You can generally start at a door or window, expose the tongue side of the board, set the nails, remove the piece, move on to the next piece. The groove side of the panel has (generally) no fasteners, so as soon as the tongue side is freed, so is the panel. Sometimes some pressure under the tongue (a la wrecking bar) will assist, but that also may rip the tongue off, depending upon the species.
Under the wood? I would guess that all you would see would be the studs, if this is on conventional framing. Most "real" paneling of the day didn't use any substrate, just block in between the studs every so often and nail it up. Removal "may" be just as simple.
Contractor recommendations? As you want to save this as "heirloom quality" lumber, I'd say someone with experience. Check out references. An explanation of what you want and why may yield some enlightening answers.
Good luck, and would love to see some before and after pics.
Rich
Thanks, Rich. You make it sound easy. I'm on my way there today and I'll do a little testing to see how it's constructed. There's a good contractor who's done a lot of other work on the house and I'll ask if he's done any similar jobs. The camera's ready to shoot. I appreciate the advice. Can't imagine someone moving in and painting over "all that heavy dark wood to get some goo light in here" and not knowing what they've got nor what they've done!
-Steve
You got me drooling. How many Sg FT?
I have salvaged a lot of wood. There is usually a starting point, floor/ceiling or as mentioned a door/window, were you can get the first piece out and the rest should come easy.
Drive nails thru or if they come out pull them thru don't pul them back thru the face less damage. A thin wrecking bar, nail cutters and a dust mask and you should be good.
The best part is what is buried in the wall, like old newspapers with serlion steak at ,35 cents a pound or a new car for $2.400.00.
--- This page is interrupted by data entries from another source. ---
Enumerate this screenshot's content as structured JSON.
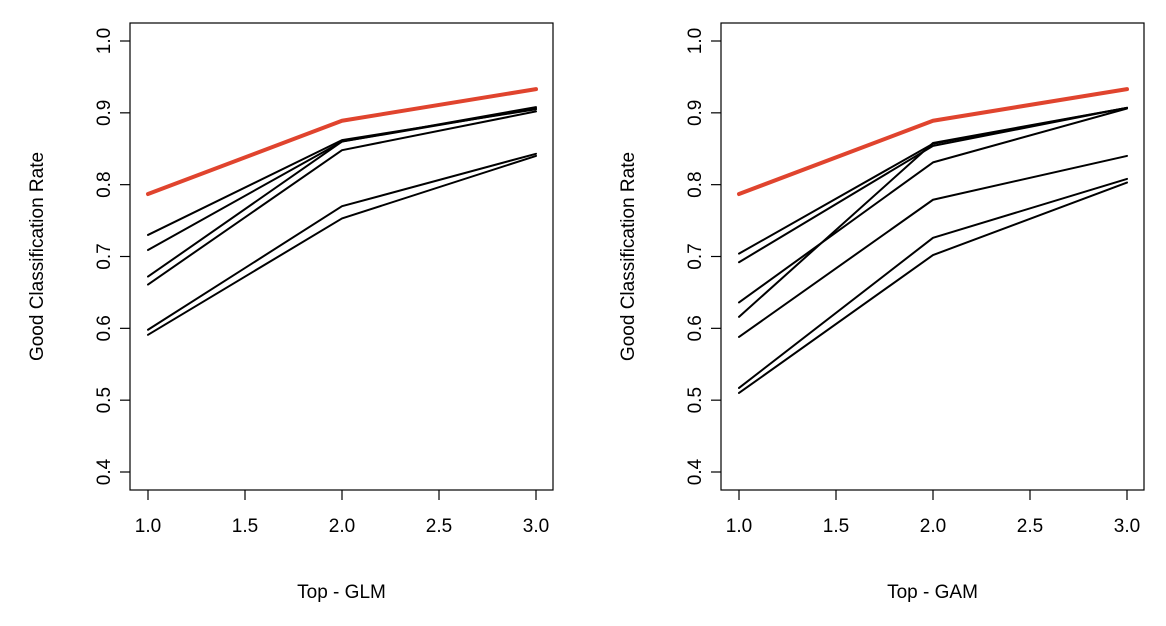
{
  "chart_data": [
    {
      "type": "line",
      "title": "",
      "xlabel": "Top - GLM",
      "ylabel": "Good Classification Rate",
      "xlim": [
        1.0,
        3.0
      ],
      "ylim": [
        0.4,
        1.0
      ],
      "x": [
        1.0,
        2.0,
        3.0
      ],
      "xticks": [
        "1.0",
        "1.5",
        "2.0",
        "2.5",
        "3.0"
      ],
      "yticks": [
        "0.4",
        "0.5",
        "0.6",
        "0.7",
        "0.8",
        "0.9",
        "1.0"
      ],
      "grid": false,
      "highlight_color": "#E0442E",
      "series_color": "#000000",
      "series": [
        {
          "values": [
            0.73,
            0.862,
            0.905
          ],
          "highlight": false
        },
        {
          "values": [
            0.709,
            0.86,
            0.908
          ],
          "highlight": false
        },
        {
          "values": [
            0.672,
            0.86,
            0.906
          ],
          "highlight": false
        },
        {
          "values": [
            0.661,
            0.848,
            0.902
          ],
          "highlight": false
        },
        {
          "values": [
            0.598,
            0.77,
            0.843
          ],
          "highlight": false
        },
        {
          "values": [
            0.591,
            0.753,
            0.84
          ],
          "highlight": false
        },
        {
          "values": [
            0.787,
            0.889,
            0.933
          ],
          "highlight": true
        }
      ]
    },
    {
      "type": "line",
      "title": "",
      "xlabel": "Top - GAM",
      "ylabel": "Good Classification Rate",
      "xlim": [
        1.0,
        3.0
      ],
      "ylim": [
        0.4,
        1.0
      ],
      "x": [
        1.0,
        2.0,
        3.0
      ],
      "xticks": [
        "1.0",
        "1.5",
        "2.0",
        "2.5",
        "3.0"
      ],
      "yticks": [
        "0.4",
        "0.5",
        "0.6",
        "0.7",
        "0.8",
        "0.9",
        "1.0"
      ],
      "grid": false,
      "highlight_color": "#E0442E",
      "series_color": "#000000",
      "series": [
        {
          "values": [
            0.704,
            0.857,
            0.907
          ],
          "highlight": false
        },
        {
          "values": [
            0.692,
            0.854,
            0.907
          ],
          "highlight": false
        },
        {
          "values": [
            0.636,
            0.831,
            0.906
          ],
          "highlight": false
        },
        {
          "values": [
            0.616,
            0.858,
            0.907
          ],
          "highlight": false
        },
        {
          "values": [
            0.588,
            0.779,
            0.84
          ],
          "highlight": false
        },
        {
          "values": [
            0.517,
            0.726,
            0.808
          ],
          "highlight": false
        },
        {
          "values": [
            0.51,
            0.702,
            0.803
          ],
          "highlight": false
        },
        {
          "values": [
            0.787,
            0.889,
            0.933
          ],
          "highlight": true
        }
      ]
    }
  ]
}
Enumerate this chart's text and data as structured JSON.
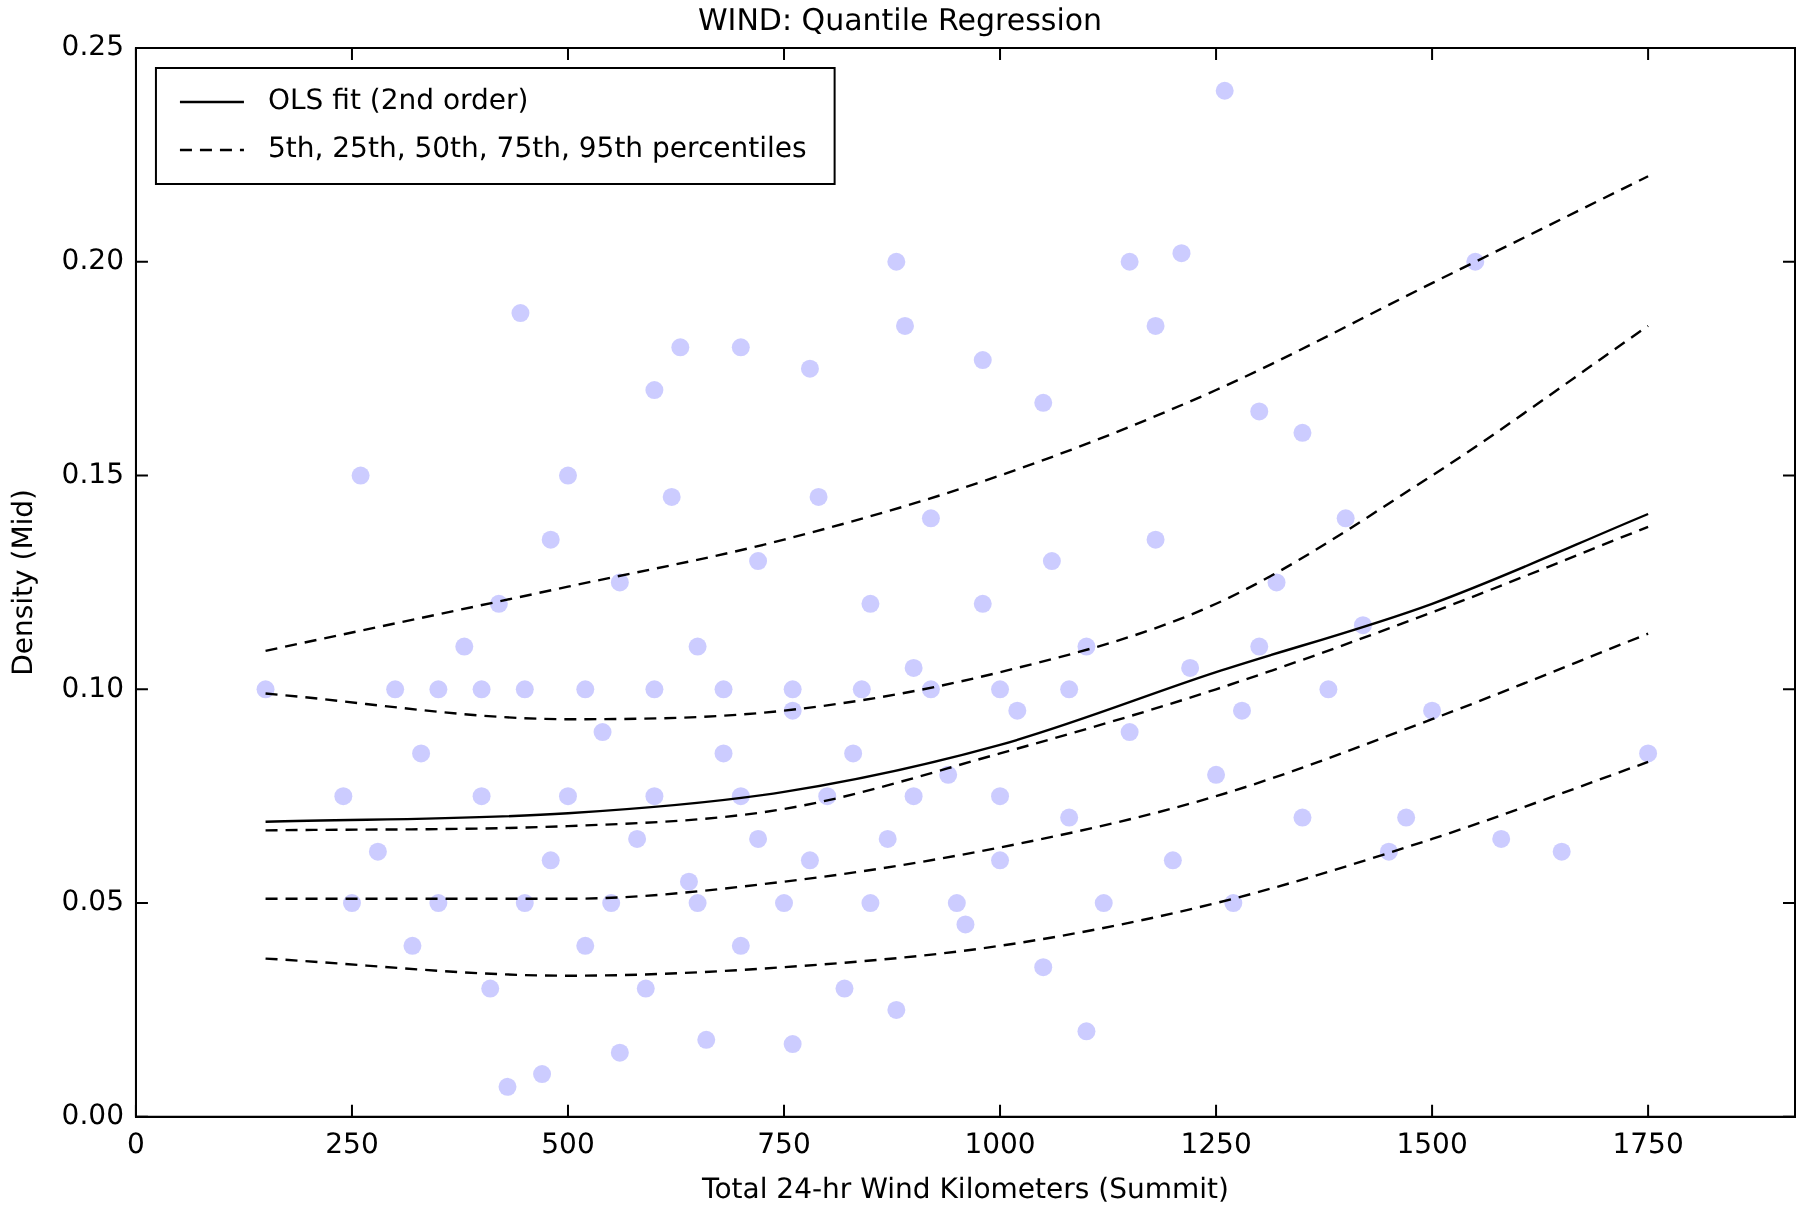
{
  "chart_data": {
    "type": "scatter",
    "title": "WIND: Quantile Regression",
    "xlabel": "Total 24-hr Wind Kilometers (Summit)",
    "ylabel": "Density (Mid)",
    "xlim": [
      0,
      1920
    ],
    "xticks": [
      0,
      250,
      500,
      750,
      1000,
      1250,
      1500,
      1750
    ],
    "ylim": [
      0,
      0.25
    ],
    "yticks": [
      {
        "value": 0,
        "label": "0.00"
      },
      {
        "value": 0.05,
        "label": "0.05"
      },
      {
        "value": 0.1,
        "label": "0.10"
      },
      {
        "value": 0.15,
        "label": "0.15"
      },
      {
        "value": 0.2,
        "label": "0.20"
      },
      {
        "value": 0.25,
        "label": "0.25"
      }
    ],
    "grid": false,
    "legend": "top left",
    "series": [
      {
        "type": "scatter",
        "color": "#0000ff",
        "marker": "circle",
        "x": [
          150,
          260,
          445,
          430,
          470,
          560,
          660,
          760,
          1260,
          1100,
          1550,
          1650,
          1750,
          1580,
          1470,
          1450,
          1400,
          1350,
          1300,
          1210,
          1150,
          880,
          630,
          700,
          600,
          780,
          980,
          890,
          500,
          1050,
          1180,
          300,
          350,
          400,
          450,
          520,
          600,
          680,
          760,
          840,
          920,
          1000,
          1080,
          250,
          350,
          450,
          550,
          650,
          750,
          850,
          950,
          400,
          500,
          600,
          700,
          800,
          900,
          1000,
          240,
          280,
          320,
          330,
          380,
          410,
          420,
          480,
          480,
          520,
          540,
          560,
          580,
          590,
          620,
          640,
          650,
          680,
          700,
          720,
          720,
          760,
          780,
          790,
          820,
          830,
          850,
          870,
          880,
          900,
          920,
          940,
          960,
          980,
          1000,
          1020,
          1050,
          1060,
          1080,
          1100,
          1120,
          1150,
          1180,
          1200,
          1220,
          1250,
          1280,
          1300,
          1320,
          1350,
          1380,
          1420,
          1500,
          1270
        ],
        "values": [
          0.1,
          0.15,
          0.188,
          0.007,
          0.01,
          0.015,
          0.018,
          0.017,
          0.24,
          0.02,
          0.2,
          0.062,
          0.085,
          0.065,
          0.07,
          0.062,
          0.14,
          0.16,
          0.165,
          0.202,
          0.2,
          0.2,
          0.18,
          0.18,
          0.17,
          0.175,
          0.177,
          0.185,
          0.15,
          0.167,
          0.185,
          0.1,
          0.1,
          0.1,
          0.1,
          0.1,
          0.1,
          0.1,
          0.1,
          0.1,
          0.1,
          0.1,
          0.1,
          0.05,
          0.05,
          0.05,
          0.05,
          0.05,
          0.05,
          0.05,
          0.05,
          0.075,
          0.075,
          0.075,
          0.075,
          0.075,
          0.075,
          0.075,
          0.075,
          0.062,
          0.04,
          0.085,
          0.11,
          0.03,
          0.12,
          0.06,
          0.135,
          0.04,
          0.09,
          0.125,
          0.065,
          0.03,
          0.145,
          0.055,
          0.11,
          0.085,
          0.04,
          0.065,
          0.13,
          0.095,
          0.06,
          0.145,
          0.03,
          0.085,
          0.12,
          0.065,
          0.025,
          0.105,
          0.14,
          0.08,
          0.045,
          0.12,
          0.06,
          0.095,
          0.035,
          0.13,
          0.07,
          0.11,
          0.05,
          0.09,
          0.135,
          0.06,
          0.105,
          0.08,
          0.095,
          0.11,
          0.125,
          0.07,
          0.1,
          0.115,
          0.095,
          0.05
        ]
      },
      {
        "type": "line",
        "name": "OLS fit (2nd order)",
        "color": "#000000",
        "line_style": "solid",
        "marker": "none",
        "x": [
          150,
          500,
          750,
          1000,
          1250,
          1500,
          1750
        ],
        "values": [
          0.069,
          0.071,
          0.076,
          0.087,
          0.104,
          0.12,
          0.141
        ]
      },
      {
        "type": "line",
        "name": "5th, 25th, 50th, 75th, 95th percentiles",
        "color": "#000000",
        "line_style": "dashed",
        "marker": "none",
        "x": [
          150,
          500,
          750,
          1000,
          1250,
          1500,
          1750
        ],
        "values": [
          0.037,
          0.033,
          0.035,
          0.04,
          0.05,
          0.065,
          0.083
        ]
      },
      {
        "type": "line",
        "color": "#000000",
        "line_style": "dashed",
        "marker": "none",
        "x": [
          150,
          500,
          750,
          1000,
          1250,
          1500,
          1750
        ],
        "values": [
          0.051,
          0.051,
          0.055,
          0.063,
          0.075,
          0.093,
          0.113
        ]
      },
      {
        "type": "line",
        "color": "#000000",
        "line_style": "dashed",
        "marker": "none",
        "x": [
          150,
          500,
          750,
          1000,
          1250,
          1500,
          1750
        ],
        "values": [
          0.067,
          0.068,
          0.072,
          0.085,
          0.1,
          0.118,
          0.138
        ]
      },
      {
        "type": "line",
        "color": "#000000",
        "line_style": "dashed",
        "marker": "none",
        "x": [
          150,
          500,
          750,
          1000,
          1250,
          1500,
          1750
        ],
        "values": [
          0.099,
          0.093,
          0.095,
          0.104,
          0.12,
          0.15,
          0.185
        ]
      },
      {
        "type": "line",
        "color": "#000000",
        "line_style": "dashed",
        "marker": "none",
        "x": [
          150,
          500,
          750,
          1000,
          1250,
          1500,
          1750
        ],
        "values": [
          0.109,
          0.124,
          0.135,
          0.15,
          0.17,
          0.195,
          0.22
        ]
      }
    ]
  }
}
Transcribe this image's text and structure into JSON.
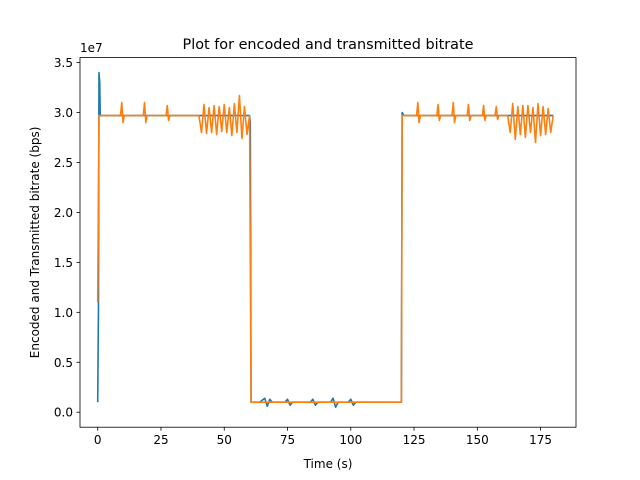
{
  "chart_data": {
    "type": "line",
    "title": "Plot for encoded and transmitted bitrate",
    "xlabel": "Time (s)",
    "ylabel": "Encoded and Transmitted bitrate (bps)",
    "y_offset_label": "1e7",
    "xlim": [
      -7,
      189
    ],
    "ylim": [
      -1500000,
      35500000
    ],
    "x_ticks": [
      0,
      25,
      50,
      75,
      100,
      125,
      150,
      175
    ],
    "x_tick_labels": [
      "0",
      "25",
      "50",
      "75",
      "100",
      "125",
      "150",
      "175"
    ],
    "y_ticks": [
      0,
      5000000,
      10000000,
      15000000,
      20000000,
      25000000,
      30000000,
      35000000
    ],
    "y_tick_labels": [
      "0.0",
      "0.5",
      "1.0",
      "1.5",
      "2.0",
      "2.5",
      "3.0",
      "3.5"
    ],
    "grid": false,
    "series": [
      {
        "color": "#1f77b4",
        "points": [
          [
            0,
            1000000
          ],
          [
            0.3,
            10500000
          ],
          [
            0.5,
            34000000
          ],
          [
            0.8,
            33000000
          ],
          [
            1.0,
            29700000
          ],
          [
            40,
            29700000
          ],
          [
            60,
            29700000
          ],
          [
            60.3,
            29000000
          ],
          [
            60.6,
            1000000
          ],
          [
            64,
            1000000
          ],
          [
            66,
            1400000
          ],
          [
            67,
            600000
          ],
          [
            68,
            1300000
          ],
          [
            69,
            1000000
          ],
          [
            74,
            1000000
          ],
          [
            75,
            1300000
          ],
          [
            76,
            700000
          ],
          [
            77,
            1000000
          ],
          [
            84,
            1000000
          ],
          [
            85,
            1300000
          ],
          [
            86,
            700000
          ],
          [
            87,
            1000000
          ],
          [
            92,
            1000000
          ],
          [
            93,
            1400000
          ],
          [
            94,
            500000
          ],
          [
            95,
            1000000
          ],
          [
            99,
            1000000
          ],
          [
            100,
            1300000
          ],
          [
            101,
            700000
          ],
          [
            102,
            1000000
          ],
          [
            120,
            1000000
          ],
          [
            120.3,
            30000000
          ],
          [
            121,
            29700000
          ],
          [
            180,
            29700000
          ]
        ]
      },
      {
        "color": "#ff7f0e",
        "points": [
          [
            0,
            11000000
          ],
          [
            0.5,
            29700000
          ],
          [
            9,
            29700000
          ],
          [
            9.5,
            31000000
          ],
          [
            10,
            29000000
          ],
          [
            10.5,
            29700000
          ],
          [
            18,
            29700000
          ],
          [
            18.5,
            31000000
          ],
          [
            19,
            29000000
          ],
          [
            19.5,
            29700000
          ],
          [
            27,
            29700000
          ],
          [
            27.5,
            30700000
          ],
          [
            28,
            29200000
          ],
          [
            28.5,
            29700000
          ],
          [
            40,
            29700000
          ],
          [
            41,
            28000000
          ],
          [
            42,
            30800000
          ],
          [
            43,
            27900000
          ],
          [
            44,
            30500000
          ],
          [
            45,
            28000000
          ],
          [
            46,
            30700000
          ],
          [
            47,
            27800000
          ],
          [
            48,
            30600000
          ],
          [
            49,
            28100000
          ],
          [
            50,
            30800000
          ],
          [
            51,
            28000000
          ],
          [
            52,
            30500000
          ],
          [
            53,
            27700000
          ],
          [
            54,
            30900000
          ],
          [
            55,
            28000000
          ],
          [
            56,
            31700000
          ],
          [
            57,
            27400000
          ],
          [
            58,
            30600000
          ],
          [
            59,
            27800000
          ],
          [
            60,
            29700000
          ],
          [
            60.6,
            1000000
          ],
          [
            120,
            1000000
          ],
          [
            120.3,
            29700000
          ],
          [
            126,
            29700000
          ],
          [
            126.5,
            31000000
          ],
          [
            127,
            29000000
          ],
          [
            127.5,
            29700000
          ],
          [
            134,
            29700000
          ],
          [
            134.5,
            30800000
          ],
          [
            135,
            29200000
          ],
          [
            135.5,
            29700000
          ],
          [
            140,
            29700000
          ],
          [
            140.5,
            31000000
          ],
          [
            141,
            29000000
          ],
          [
            141.5,
            29700000
          ],
          [
            146,
            29700000
          ],
          [
            146.5,
            30800000
          ],
          [
            147,
            29200000
          ],
          [
            147.5,
            29700000
          ],
          [
            152,
            29700000
          ],
          [
            152.5,
            30700000
          ],
          [
            153,
            29200000
          ],
          [
            153.5,
            29700000
          ],
          [
            157,
            29700000
          ],
          [
            157.5,
            30600000
          ],
          [
            158,
            29300000
          ],
          [
            158.5,
            29700000
          ],
          [
            162,
            29700000
          ],
          [
            163,
            28000000
          ],
          [
            164,
            30900000
          ],
          [
            165,
            27300000
          ],
          [
            166,
            30600000
          ],
          [
            167,
            27800000
          ],
          [
            168,
            30700000
          ],
          [
            169,
            27500000
          ],
          [
            170,
            30700000
          ],
          [
            171,
            28000000
          ],
          [
            172,
            30500000
          ],
          [
            173,
            27000000
          ],
          [
            174,
            30900000
          ],
          [
            175,
            27700000
          ],
          [
            176,
            30600000
          ],
          [
            177,
            27800000
          ],
          [
            178,
            30400000
          ],
          [
            179,
            28000000
          ],
          [
            180,
            29700000
          ]
        ]
      }
    ]
  }
}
Just be glad they did not have PL Premium back then.
Good luck
A VERY rough guess is 1000 - 1500 sq ft all together attached, it appears, more 3/4" hardwood. Any ideas why that might be done that way? Any ideas on where to sell any excess or at what cost? Thanks for the several suggestions on how to salvage it.
-Steve
Why was it done that way? I often wonder my self. Maybe it was a left over and got a good deal on it :). Or payment for work?
As for resale. Craig's list? Do you have enough space to store it?My salvage pile is low so If I were closer I would come a grab some.
As for price depends on who. is there someone who does antique restoration's near who. they would value it more than others.Pics?
Another possibility for the "why?" is reclaimed wood from a hotel remodel. Back in the late 1800s, my great grandfather reclaimed enough wood from a remodel of one of the fancy hotels to double the size of their home in Pasadena.
Steve, I salvage a lot of wood as well,and just wanted to add a little trick we have used for years to the already good advise you have been given.the basic key is try to figure out where the installer stopped or finished ,working back from that point causes the least amount of damage .Once the first couple of boards are removed I make wooden wedge's starting at about 6" long and up to 16" or so ,pry the first board gently enough to start the wedge's . continue hammering in the wedges ,this method lifts a few boards at a time as well as leaving many of the nails in the wall which are simply hammered in (or pulled if you wish)then use nail pulling pliers from the back of the peace to remove the remaining nails as mention by an other poster.